Wichtiger als die Nachricht selber, soll ihre Darbietung sein, neuerdings. Der Tagesspiegel kommentiert:
„Der methodische Ansatz – Selektieren, Strukturieren und Deuten von Begriffen zu einem bestimmten Wirkungszweck – wird von den Manual-Autoren ins „moralische Framing“ übersetzt. Fakten und Details sind da nicht primär, über allem muss die Überzeugung stehen, die Arbeit der ARD sei von moralischen Prinzipien getragen. Damit ist gleich zu Beginn der hohe Ton gesetzt, der sich wie ein strenger Geruch durchs Papier zieht. Und der Ton muss in der Kommunikation durchgehalten werden, von Interview zu Interview, von Debatte zu Debatte, nur die ständige Wiederholung entfaltet Wirkung, kann der „moralische Frame“ eine „realistische Wahrnehmungsalternative“ werden. Ganz wichtig für die Führungskraft: „Nutzen Sie nie, aber auch wirklich nie, den Frame Ihrer Gegner.““[1]
Moral oder Moralismus?
Auf Moral zu setzen, ist ein falscher Frame. Nicht methodisch, sondern begrifflich. Denn es ist nicht Moral, mit der hier gearbeitet oder an die hier appelliert wird, es sind Emotionen. Genauer, Begriffe die ein bestimmtes Gefühl auslösen und durch permanente Wiederholung zu einer Assoziationskette werden soll. Wenn es gebraucht wird, kann auch ein Gefühl des Unbehagens oder Ekels, der Dummheit oder Klugheit, der Freundschaft oder Feindschaft erzeugt werden, über semantische Muster, über Begriffe.

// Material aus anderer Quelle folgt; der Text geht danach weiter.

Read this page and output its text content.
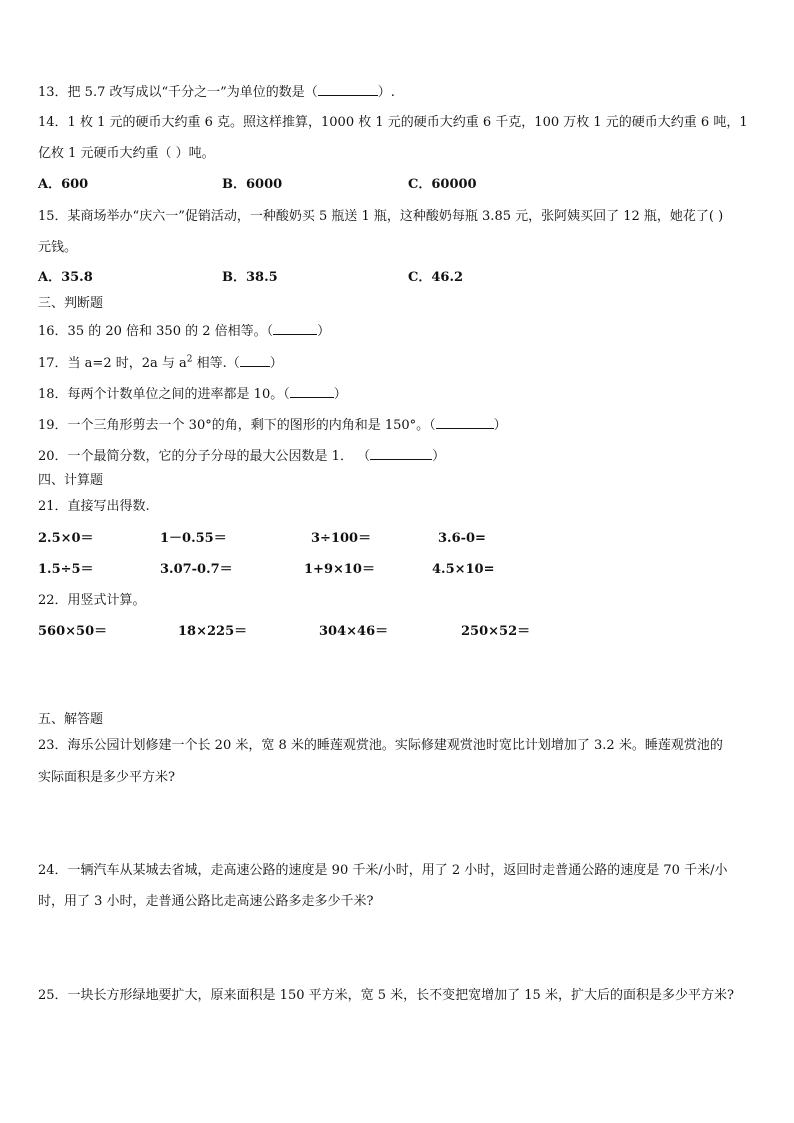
13．把 5.7 改写成以“千分之一”为单位的数是（	）.
14．1 枚 1 元的硬币大约重 6 克。照这样推算，1000 枚 1 元的硬币大约重 6 千克，100 万枚 1 元的硬币大约重 6 吨，1
亿枚 1 元硬币大约重（ ）吨。
A．600	B．6000	C．60000
15．某商场举办“庆六一”促销活动，一种酸奶买 5 瓶送 1 瓶，这种酸奶每瓶 3.85 元，张阿姨买回了 12 瓶，她花了( )
元钱。
A．35.8	B．38.5	C．46.2
三、判断题
16．35 的 20 倍和 350 的 2 倍相等。（	）
17．当 a=2 时，2a 与 $a^2$ 相等.（ ）
18．每两个计数单位之间的进率都是 10。（	）
19．一个三角形剪去一个 30°的角，剩下的图形的内角和是 150°。（	）
20．一个最简分数，它的分子分母的最大公因数是 1． （	）
四、计算题
21．直接写出得数.
2.5×0＝	1－0.55＝	3÷100＝	3.6-0=
1.5÷5＝	3.07-0.7＝	1+9×10＝	4.5×10=
22．用竖式计算。
560×50＝	18×225＝	304×46＝	250×52＝
五、解答题
23．海乐公园计划修建一个长 20 米，宽 8 米的睡莲观赏池。实际修建观赏池时宽比计划增加了 3.2 米。睡莲观赏池的
实际面积是多少平方米?
24．一辆汽车从某城去省城，走高速公路的速度是 90 千米/小时，用了 2 小时，返回时走普通公路的速度是 70 千米/小
时，用了 3 小时，走普通公路比走高速公路多走多少千米?
25．一块长方形绿地要扩大，原来面积是 150 平方米，宽 5 米，长不变把宽增加了 15 米，扩大后的面积是多少平方米?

Das funktioniert. Eine Kette von Begriffen, wie: Entspannung, Ausatmen, Freiheit, Weite, Loslassen, Himmel weckt schon beim lesen andere Gefühle als die Begriffe: Stau, Zahnarzt, Fahrstuhl, Intensivstation, Presslufthammer, Menschenmenge. Stellen Sie sich vor, wir stellen einen an sich neutralen Begriff oder Namen in den Kontext der jeweiligen Begriffe. Für ein Wellnessprodukt ist die zweite Assoziationskette komplett ungeeignet.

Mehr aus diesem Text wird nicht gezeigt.